Kōka is best known as the home of the Koga ninja clan, rivals of the nearby Iga ninja. Unlike the Iga ninja, whose power was well-known, the Koga clan are said to have used stealth and deception to mask their size and power, creating fake rivals for themselves. In 1581, the two clans joined forces against Oda Nobunaga, but were defeated by Nobunaga's overwhelming forces, and the surviving members of the Koga ninja went into retreat.
The smaller cities of Shigaraki, Tsuchiyama, and Kōnan merged into Kōka in 2004.
Kōka is on the JR Kusatsu Line.
Free shuttle buses are available from JR Koka station to the Ninja Village, but prior booking is necessary.

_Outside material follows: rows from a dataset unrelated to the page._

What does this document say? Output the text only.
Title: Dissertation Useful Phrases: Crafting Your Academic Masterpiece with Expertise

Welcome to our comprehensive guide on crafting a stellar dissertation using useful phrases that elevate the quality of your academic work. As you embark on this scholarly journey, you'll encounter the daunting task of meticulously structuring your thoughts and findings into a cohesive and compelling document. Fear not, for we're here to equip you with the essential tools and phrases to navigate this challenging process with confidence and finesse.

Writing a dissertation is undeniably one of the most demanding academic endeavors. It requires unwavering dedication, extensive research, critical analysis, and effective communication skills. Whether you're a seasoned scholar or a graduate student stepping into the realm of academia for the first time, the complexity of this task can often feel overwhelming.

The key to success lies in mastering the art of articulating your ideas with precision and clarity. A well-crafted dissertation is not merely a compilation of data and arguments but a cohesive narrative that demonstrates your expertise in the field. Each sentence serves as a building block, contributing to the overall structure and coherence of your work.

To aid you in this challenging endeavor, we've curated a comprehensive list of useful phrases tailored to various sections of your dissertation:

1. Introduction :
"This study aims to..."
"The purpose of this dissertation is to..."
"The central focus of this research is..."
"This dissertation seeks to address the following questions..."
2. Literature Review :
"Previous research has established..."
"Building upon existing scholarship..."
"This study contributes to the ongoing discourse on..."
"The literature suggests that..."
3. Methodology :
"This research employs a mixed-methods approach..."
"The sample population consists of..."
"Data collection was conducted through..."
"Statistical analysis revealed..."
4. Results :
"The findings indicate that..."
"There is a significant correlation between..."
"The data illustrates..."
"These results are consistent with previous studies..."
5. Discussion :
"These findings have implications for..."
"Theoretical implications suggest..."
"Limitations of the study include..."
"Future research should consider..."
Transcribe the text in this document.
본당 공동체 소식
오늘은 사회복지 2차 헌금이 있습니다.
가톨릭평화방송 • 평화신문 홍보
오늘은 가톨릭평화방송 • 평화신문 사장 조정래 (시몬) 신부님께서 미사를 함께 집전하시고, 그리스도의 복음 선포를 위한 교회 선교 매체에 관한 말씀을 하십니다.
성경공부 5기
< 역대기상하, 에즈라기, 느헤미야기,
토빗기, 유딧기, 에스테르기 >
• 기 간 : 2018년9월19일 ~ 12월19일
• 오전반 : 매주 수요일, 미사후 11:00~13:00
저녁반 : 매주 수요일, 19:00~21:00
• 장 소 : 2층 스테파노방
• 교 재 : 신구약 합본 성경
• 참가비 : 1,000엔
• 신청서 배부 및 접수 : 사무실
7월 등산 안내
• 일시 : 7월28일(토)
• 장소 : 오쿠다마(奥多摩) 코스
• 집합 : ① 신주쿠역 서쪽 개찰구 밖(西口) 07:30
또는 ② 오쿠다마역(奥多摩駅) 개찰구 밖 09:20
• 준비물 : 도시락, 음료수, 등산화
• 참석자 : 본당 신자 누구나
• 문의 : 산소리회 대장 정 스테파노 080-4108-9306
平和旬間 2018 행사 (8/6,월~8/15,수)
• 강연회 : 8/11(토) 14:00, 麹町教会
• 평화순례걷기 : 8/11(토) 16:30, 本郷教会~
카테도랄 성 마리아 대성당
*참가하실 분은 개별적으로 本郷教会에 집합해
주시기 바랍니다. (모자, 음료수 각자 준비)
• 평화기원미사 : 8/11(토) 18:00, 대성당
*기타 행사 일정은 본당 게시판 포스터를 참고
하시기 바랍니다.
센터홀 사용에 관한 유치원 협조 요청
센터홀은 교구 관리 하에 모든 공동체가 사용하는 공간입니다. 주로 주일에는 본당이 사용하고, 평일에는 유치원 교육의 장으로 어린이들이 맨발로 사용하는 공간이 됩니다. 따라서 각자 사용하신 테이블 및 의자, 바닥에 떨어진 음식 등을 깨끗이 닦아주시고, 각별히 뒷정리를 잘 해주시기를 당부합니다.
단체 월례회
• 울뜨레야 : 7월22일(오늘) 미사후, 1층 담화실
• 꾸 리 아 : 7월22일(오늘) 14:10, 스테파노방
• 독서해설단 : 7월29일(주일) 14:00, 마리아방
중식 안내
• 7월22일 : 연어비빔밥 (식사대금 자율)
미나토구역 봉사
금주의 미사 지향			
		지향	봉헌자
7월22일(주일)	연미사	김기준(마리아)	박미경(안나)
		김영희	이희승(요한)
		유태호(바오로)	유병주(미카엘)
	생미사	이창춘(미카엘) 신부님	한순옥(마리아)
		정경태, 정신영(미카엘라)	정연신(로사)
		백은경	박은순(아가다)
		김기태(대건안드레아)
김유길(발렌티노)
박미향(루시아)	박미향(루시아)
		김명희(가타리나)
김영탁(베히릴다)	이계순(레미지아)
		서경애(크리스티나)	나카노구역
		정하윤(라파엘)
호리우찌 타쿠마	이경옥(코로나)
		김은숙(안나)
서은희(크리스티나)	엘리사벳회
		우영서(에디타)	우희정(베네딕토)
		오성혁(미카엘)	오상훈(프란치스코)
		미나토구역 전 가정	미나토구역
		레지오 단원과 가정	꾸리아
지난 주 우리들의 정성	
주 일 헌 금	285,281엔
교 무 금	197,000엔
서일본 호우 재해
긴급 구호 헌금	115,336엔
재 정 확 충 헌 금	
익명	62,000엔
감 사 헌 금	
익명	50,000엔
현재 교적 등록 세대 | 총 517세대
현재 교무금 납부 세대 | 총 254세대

Ninjyutsu Yashiki (Ryuhoji Konan-cho, Koka-shi; 9:00am-4:30pm, closed 12/27-1/1. Admission ¥500 adults, ¥300 children ages 6-12.) Ninjas had to sleep somewhere; this normal-looking old Japanese house has all of the trapdoors, fake walls and other gadgetry that a ninja would need to feel right at home. Take the Kusatsu Line to JR Konan station. It's about 30 minutes away by foot.

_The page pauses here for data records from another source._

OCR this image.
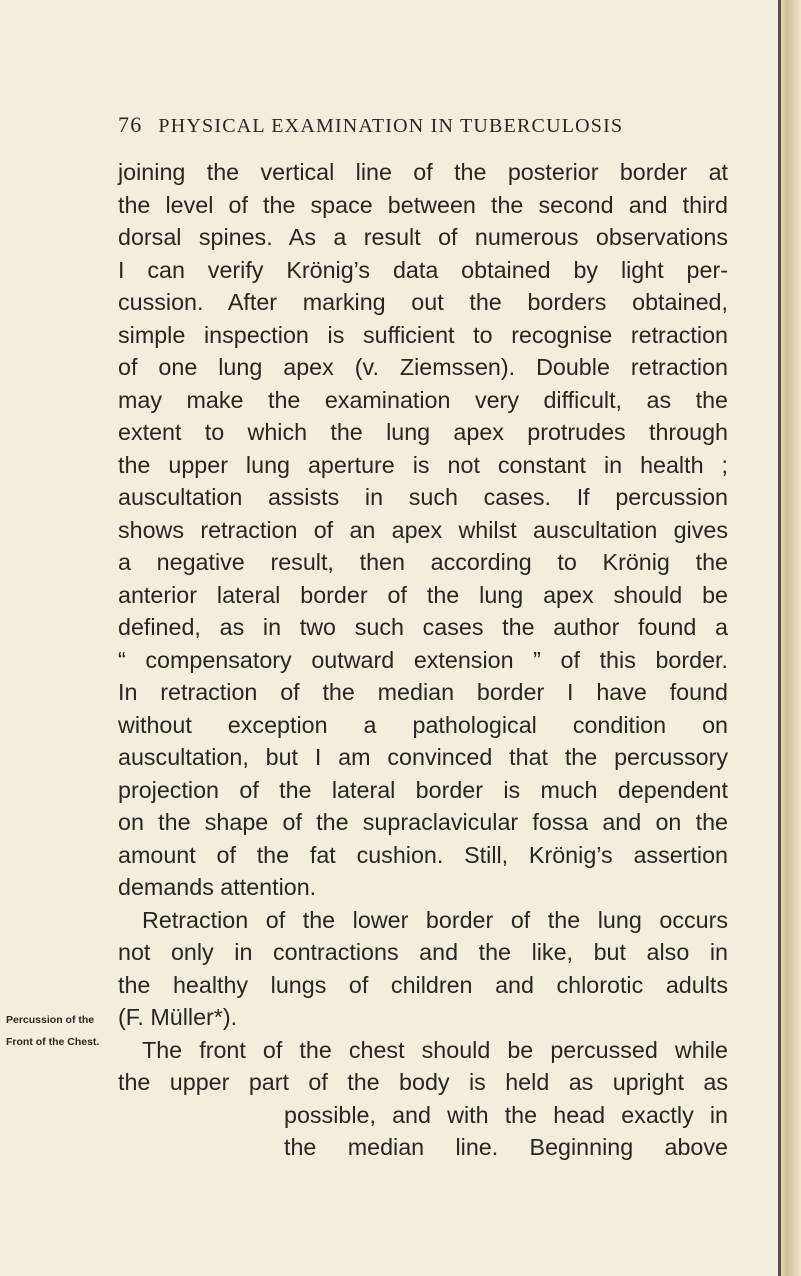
76 PHYSICAL EXAMINATION IN TUBERCULOSIS
Percussion of the
Front of the Chest.
joining the vertical line of the posterior border at
the level of the space between the second and third
dorsal spines. As a result of numerous observations
I can verify Krönig’s data obtained by light per-
cussion. After marking out the borders obtained,
simple inspection is sufficient to recognise retraction
of one lung apex (v. Ziemssen). Double retraction
may make the examination very difficult, as the
extent to which the lung apex protrudes through
the upper lung aperture is not constant in health ;
auscultation assists in such cases. If percussion
shows retraction of an apex whilst auscultation gives
a negative result, then according to Krönig the
anterior lateral border of the lung apex should be
defined, as in two such cases the author found a
“ compensatory outward extension ” of this border.
In retraction of the median border I have found
without exception a pathological condition on
auscultation, but I am convinced that the percussory
projection of the lateral border is much dependent
on the shape of the supraclavicular fossa and on the
amount of the fat cushion. Still, Krönig’s assertion
demands attention.
Retraction of the lower border of the lung occurs
not only in contractions and the like, but also in
the healthy lungs of children and chlorotic adults
(F. Müller*).
The front of the chest should be percussed while
the upper part of the body is held as upright as
possible, and with the head exactly in
the median line. Beginning above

Ninja Village (394 Oki Koka-cho, Koka-shi; 9:00am-5:00pm, closed Mondays and 12/27-1/1. Admission ¥1000 adults, ¥800 children ages 13-18, ¥700 ages 6-12, ¥500 ages 3-6.) As the saying goes, it takes a village to raise a ninja, and this is that village. Facilities include a Ninjustsu museum, another ninja house, and a "shuriken school". Ninja uniforms are available for trying on and trying out on an obstacle course with walls and ropes. Kids receive a scroll certificate for completing the day's ninja lessons.
Minakuchi Castle was built in 1634 as a way-station for Tokugawa Iemitsu in his travels between Tokyo and Kyoto. The current reconstruction dates from 1991. It's on the Omi Tetsudo Line, a ten minute walk from Minakuchi Jonana station.
Iga is the other ninja hot-spot in Japan, and isn't far away.